Она сказала мне, что никогда не хотела становиться медсестрой, но отец заставил ее. Много лет назад он отговорил ее мать быть медсестрой и до сих пор чувствовал вину за это. Трейси поступила в школу сестринского дела, но решила перейти в колледж косметологов, как только узнала, что ей придется препарировать кошку. После серьезного разговора с отцом она все же осталась.
«Я рад, что он так поступил», — сказал я.
Мне хотелось поблагодарить отца Трейси. Отцам слишком легко оказаться за бортом жизни ребенка.
С самой беременности, мать является для ребенка центром вселенной, а ее тело — океаном безопасности, поддержки, комфорта.
Отцы могут делать массаж ног матери ребенка, следить за правильностью ее питания и возить ее к врачу, но они остаются вдалеке от своего чада. Мы разговариваем с округлившимся женским животом, надеясь, что, кто бы ни был там внутри, услышит наши слова, смешанные со звуками сердцебиения и дыхания матери. Когда ребенок рождается, он продолжает считать себя и свою мать единым целым. Мать для ребенка — целый континент. Ее сила притяжения нерушима.

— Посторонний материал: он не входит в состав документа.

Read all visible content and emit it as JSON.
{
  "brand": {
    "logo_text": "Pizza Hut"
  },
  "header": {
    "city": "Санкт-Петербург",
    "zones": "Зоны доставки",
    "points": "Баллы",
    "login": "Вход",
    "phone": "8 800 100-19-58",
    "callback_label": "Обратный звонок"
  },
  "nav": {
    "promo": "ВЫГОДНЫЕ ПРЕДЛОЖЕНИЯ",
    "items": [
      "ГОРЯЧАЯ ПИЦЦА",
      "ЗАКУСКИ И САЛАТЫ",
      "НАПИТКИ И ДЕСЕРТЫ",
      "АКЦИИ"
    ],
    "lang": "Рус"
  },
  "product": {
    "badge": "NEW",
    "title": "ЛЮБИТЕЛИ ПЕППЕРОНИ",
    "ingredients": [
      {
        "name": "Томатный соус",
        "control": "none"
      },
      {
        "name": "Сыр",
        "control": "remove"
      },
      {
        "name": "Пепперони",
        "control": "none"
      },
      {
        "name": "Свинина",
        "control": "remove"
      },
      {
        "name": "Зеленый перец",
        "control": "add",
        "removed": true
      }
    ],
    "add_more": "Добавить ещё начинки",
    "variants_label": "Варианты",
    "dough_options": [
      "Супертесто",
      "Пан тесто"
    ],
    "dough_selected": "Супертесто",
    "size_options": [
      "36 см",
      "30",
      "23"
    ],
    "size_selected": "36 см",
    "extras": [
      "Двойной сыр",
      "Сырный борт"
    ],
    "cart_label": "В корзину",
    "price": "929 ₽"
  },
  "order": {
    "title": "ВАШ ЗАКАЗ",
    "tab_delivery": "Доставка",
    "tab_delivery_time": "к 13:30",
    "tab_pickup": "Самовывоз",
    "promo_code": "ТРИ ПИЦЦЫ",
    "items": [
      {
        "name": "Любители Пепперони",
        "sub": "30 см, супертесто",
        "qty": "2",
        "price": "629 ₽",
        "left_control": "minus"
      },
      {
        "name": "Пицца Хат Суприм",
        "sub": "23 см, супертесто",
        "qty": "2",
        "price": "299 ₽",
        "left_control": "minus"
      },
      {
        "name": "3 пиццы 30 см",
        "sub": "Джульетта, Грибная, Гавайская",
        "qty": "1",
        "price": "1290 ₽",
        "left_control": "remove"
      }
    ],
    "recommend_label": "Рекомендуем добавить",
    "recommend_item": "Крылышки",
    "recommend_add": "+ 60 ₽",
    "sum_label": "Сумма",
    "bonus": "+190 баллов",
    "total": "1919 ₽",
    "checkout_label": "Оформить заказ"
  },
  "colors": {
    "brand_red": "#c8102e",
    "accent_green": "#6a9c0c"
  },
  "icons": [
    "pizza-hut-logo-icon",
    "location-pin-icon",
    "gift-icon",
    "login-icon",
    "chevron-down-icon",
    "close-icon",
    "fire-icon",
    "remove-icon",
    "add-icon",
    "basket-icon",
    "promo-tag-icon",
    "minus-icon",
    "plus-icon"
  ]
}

Отец играет второстепенную роль. Он наблюдает за тем, как мать ухаживает за ребенком, и понимает, что ему никогда с ней не сравниться.
«Теперь у тебя две работы, — сказал мне однажды отец другого ребенка, когда родился Нэт. — Отныне ты мул и клоун».
Рождение Джунипер было болезненным для всех нас, но оно дало мне возможность помогать своей дочери так, как доводится не многим отцам. Она была более уязвимой, чем любой ребенок, которого мне доводилось видеть, но она все равно была просто младенцем. Книг о том, как обращаться с микромладенцами, не существовало, поэтому мне пришлось справляться самостоятельно. Когда приходил кто-то из лаборатории, чтобы взять у Джунипер кровь, я наклонялся к дочери и говорил ей, какая она смелая. Когда ей делали очередную эхокардиограмму, я пел ей песню Железного Дровосека «Если бы только у меня было сердце» из «Волшебника страны Оз». Ее глаза были зажмурены. Возможно, она видела мои очертания. Но я знал, что она слышит меня, потому что каждый раз, когда я читал ей очередную главу «Философского камня», она затихала.